À 6 heures et quart, elle avait terminé. Je me demande si Joe est allé jusqu’à la fin ? se demandait-elle.

Il y a tellement plus là-dedans qu’il n’en a compris. Qu’est-ce qu’Abendsen a voulu dire ? Rien à propos de son monde supposé. Suis-je la seule à savoir ? Je le parierais. Personne, à part moi, n’a vraiment bien saisi le sens de La sauterelle – les gens se figurent simplement qu’ils ont compris.

Encore un peu étourdie, elle rangea le livre dans sa valise, mit son manteau et quitta sa chambre pour trouver un endroit où dîner. L’air sentait bon. Les enseignes et les lumières de Cheyenne semblaient particulièrement excitantes. Devant un bar, deux jolies petites prostituées indiennes à l’œil noir se disputaient – elle ralentit pour les regarder. De nombreuses voitures étincelantes parcouraient les rues ; le spectacle donnait une impression de gaieté, d’attente heureuse. Un événement important semblait se préparer. Plutôt que le retour en arrière… vers l’affreux rebut, les choses utilisées et jetées ensuite.

Elle dîna dans un restaurant français très cher – un homme en manteau blanc allait garer les voitures des clients et il y avait sur chaque table une bougie dans un énorme verte à vin. Le beurre n’était pas servi en carrés mais en coquilles – elle apprécia son repas, puis, avec encore beaucoup de temps devant elle, elle retourna à son motel en flânant. Les billets de la Reichsbank étaient presque tous partis, mais elle ne s’en souciait pas ; cela n’avait pas d’importance. Il nous a parlé de notre univers, se disait-elle en ouvrant sa porte. De ceci. De ce qui nous entoure maintenant. Une fois dans sa chambre, elle ralluma la radio. Il veut nous faire voir les choses telles qu’elles sont. Et c’est ce que je fais, de plus en plus, à mesure que le temps passe.

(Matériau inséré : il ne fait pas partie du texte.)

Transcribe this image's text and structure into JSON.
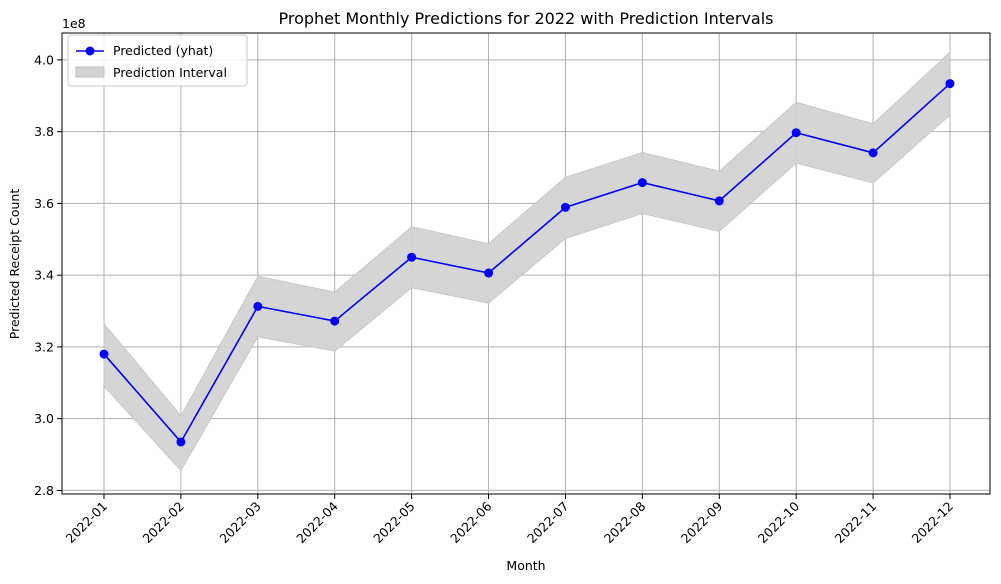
{
  "chart_data": {
    "type": "line",
    "title": "Prophet Monthly Predictions for 2022 with Prediction Intervals",
    "xlabel": "Month",
    "ylabel": "Predicted Receipt Count",
    "y_offset_label": "1e8",
    "categories": [
      "2022-01",
      "2022-02",
      "2022-03",
      "2022-04",
      "2022-05",
      "2022-06",
      "2022-07",
      "2022-08",
      "2022-09",
      "2022-10",
      "2022-11",
      "2022-12"
    ],
    "series": [
      {
        "name": "Predicted (yhat)",
        "color": "#0000ff",
        "values": [
          3.18,
          2.935,
          3.313,
          3.272,
          3.45,
          3.406,
          3.589,
          3.658,
          3.607,
          3.797,
          3.741,
          3.934
        ]
      }
    ],
    "interval": {
      "name": "Prediction Interval",
      "color": "#d3d3d3",
      "lower": [
        3.09,
        2.855,
        3.228,
        3.188,
        3.365,
        3.322,
        3.502,
        3.572,
        3.522,
        3.712,
        3.657,
        3.846
      ],
      "upper": [
        3.265,
        3.008,
        3.397,
        3.353,
        3.535,
        3.488,
        3.673,
        3.742,
        3.69,
        3.882,
        3.822,
        4.022
      ]
    },
    "y_ticks": [
      "2.8",
      "3.0",
      "3.2",
      "3.4",
      "3.6",
      "3.8",
      "4.0"
    ],
    "ylim": [
      2.79,
      4.075
    ],
    "grid": true,
    "legend_position": "upper-left"
  }
}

Elle sortit la robe italienne bleue de son carton, l’étendit soigneusement sur le lit. Elle n’avait subi aucun dommage ; ce qu’il lui fallait, tout au plus, c’était d’être brossée bien à fond. Mais en ouvrant les autres paquets, elle s’aperçut qu’elle n’avait pris aucun des nouveaux soutiens-gorge de Denver.